The bottom line key is to understand the needs of the cloud-based security applications and set up proper expectations and redundancy measures (if necessary) to ensure appropriate uptime. Most hosting providers stick to the law of five-nines uptime – another factor that should be covered in the SLA – yet if the security application calls for additional redundancy, inexpensive hardware can be integrated into the system onsite.
ROI and what makes for a great “match” in the cloud
There are many ROI studies demonstrating the savings organizations and agencies have enjoyed by deployment of both private and public clouds. Tools specific to the video and physical access control manufacturers that estimate return on investment have just been deployed. EMC’s tool outputs the total cost of ownership comparison between a cloud-based network video surveillance solution, compared to a legacy solution. Answer a few questions about each use case and the tool delivers data illustrating a cumulative reduction in total cost of ownership (TCO) through cloud deployment. If the solution uses event-based recordings, as most network video and physical access control systems do, the savings may be even greater.
And so, what makes the cloud "fit" so many applications? It is not by accident that Amazon’s primary offering is known as "Elastic Cloud." Perform legacy, fixed budget IT resource planning and the result will be either surplus (waste of services) or poor performance and limited storage followed by the customer’s dissatisfaction.

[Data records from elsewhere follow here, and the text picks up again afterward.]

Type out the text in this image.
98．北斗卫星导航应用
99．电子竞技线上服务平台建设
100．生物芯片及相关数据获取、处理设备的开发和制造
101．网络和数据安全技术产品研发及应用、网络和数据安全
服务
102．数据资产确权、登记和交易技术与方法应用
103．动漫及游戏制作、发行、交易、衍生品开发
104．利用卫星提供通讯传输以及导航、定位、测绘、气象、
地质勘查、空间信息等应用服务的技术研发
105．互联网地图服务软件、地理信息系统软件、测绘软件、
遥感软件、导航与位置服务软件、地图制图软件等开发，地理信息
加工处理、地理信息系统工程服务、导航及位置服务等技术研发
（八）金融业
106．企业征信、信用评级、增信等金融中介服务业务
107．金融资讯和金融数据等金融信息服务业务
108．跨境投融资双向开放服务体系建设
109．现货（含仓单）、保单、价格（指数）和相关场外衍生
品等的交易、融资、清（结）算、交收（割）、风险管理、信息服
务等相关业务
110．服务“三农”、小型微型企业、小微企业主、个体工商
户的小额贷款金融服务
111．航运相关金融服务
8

This is where the cloud shines. A cloud’s elasticity matches computing and storage resources to the tasks, with minimal waste, dynamically allocating by historical trends or real time adjustments. One of the best approaches is to look at the use of your physical security operation and see if there are service peaks and valleys, starts and stops or unplanned growth or shrink. All of these behaviors are well matched to cloud deployment.

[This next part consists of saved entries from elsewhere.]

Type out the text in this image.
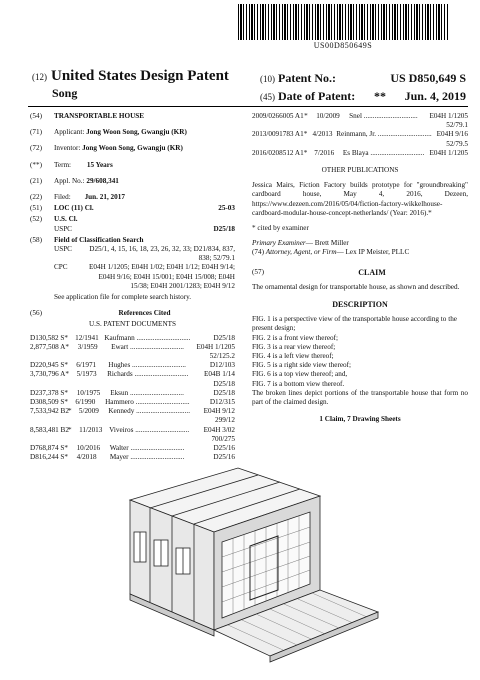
US00D850649S
(12) United States Design Patent
Song
(10) Patent No.:	US D850,649 S
(45) Date of Patent: ** Jun. 4, 2019
(54)	TRANSPORTABLE HOUSE
(71)	Applicant: Jong Woon Song, Gwangju (KR)
(72)	Inventor: Jong Woon Song, Gwangju (KR)
(**)	Term: 15 Years
(21)	Appl. No.: 29/608,341
(22)	Filed: Jun. 21, 2017
(51)	LOC (11) Cl.	25-03
(52)	U.S. Cl.
USPC	D25/18
(58)	Field of Classification Search
USPC	D25/1, 4, 15, 16, 18, 23, 26, 32, 33; D21/834, 837, 838; 52/79.1
CPC	E04H 1/1205; E04H 1/02; E04H 1/12; E04H 9/14; E04H 9/16; E04H 15/001; E04H 15/008; E04H 15/38; E04H 2001/1283; E04H 9/12
See application file for complete search history.
(56)	References Cited
U.S. PATENT DOCUMENTS
D130,582 S * 12/1941 Kaufmann ..............................	D25/18
2,877,508 A *	3/1959	Ewart ..............................	E04H 1/1205
52/125.2
D220,945 S *	6/1971	Hughes ..............................	D12/103
3,730,796 A *	5/1973	Richards ..............................	E04B 1/14
D25/18
D237,378 S *	10/1975	Eksun ..............................	D25/18
D308,509 S *	6/1990	Hammero ..............................	D12/315
7,533,942 B2 *	5/2009	Kennedy ..............................	E04H 9/12
299/12
8,583,481 B2 *	11/2013 Viveiros ..............................	E04H 3/02
700/275
D768,874 S *	10/2016	Walter ..............................	D25/16
D816,244 S *	4/2018	Mayer ..............................	D25/16
2009/0266005 A1 *	10/2009	Snel ..............................	E04H 1/1205
52/79.1
2013/0091783 A1 * 4/2013 Reinmann, Jr. .............................. E04H 9/16
52/79.5
2016/0208512 A1 * 7/2016	Es Blaya .............................. E04H 1/1205
OTHER PUBLICATIONS
Jessica Mairs, Fiction Factory builds prototype for "groundbreaking" cardboard house, May 4, 2016, Dezeen, https://www.dezeen.com/2016/05/04/fiction-factory-wikkelhouse-cardboard-modular-house-concept-netherlands/ (Year: 2016).*
* cited by examiner
Primary Examiner— Brett Miller
(74) Attorney, Agent, or Firm— Lex IP Meister, PLLC
(57)	CLAIM
The ornamental design for transportable house, as shown and described.
DESCRIPTION
FIG. 1 is a perspective view of the transportable house according to the present design;
FIG. 2 is a front view thereof;
FIG. 3 is a rear view thereof;
FIG. 4 is a left view thereof;
FIG. 5 is a right side view thereof;
FIG. 6 is a top view thereof; and,
FIG. 7 is a bottom view thereof.
The broken lines depict portions of the transportable house that form no part of the claimed design.
1 Claim, 7 Drawing Sheets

Another approach is to contract with a cloud service provider only when you need to "rent the spike" after establishing baseline costs. This way, you would outsource unbudgeted, unforecasted high usage or specialized applications to managed services. One example of this is video surveillance for event security. The event dates are predictable, but the attendance may not be.

Physical Security applications in the cloud allow our industry to be more operationally effective. They are designed to give authorities minute-by-minute situational awareness about public safety, crime, as well as medical emergencies to which first responders support every day. The flexibility and performance of cloud-based network security solutions are equally important to the valuable content and intelligence these systems provide. Among these solutions include:

• Managed-Video-as-a-Service (MVaaS)
• Hosted video
• Physical access control
• Visitor management
• Identity management
• Intercommunication/mass notification/emergency communications
• Storage/backup/lifecycle management/upgrade
• Activity tracking/security force management/remote guarding
• Video content analysis
• Business intelligence
• Network device provisioning and monitoring

About the author: As Axis Communications’ Security Industry Liaison, Steve Surfaro consults with a number of industry associations, including ASIS, BICSI, SIA and NBFAA/ESA, on physical security technology innovation and best practice adoption.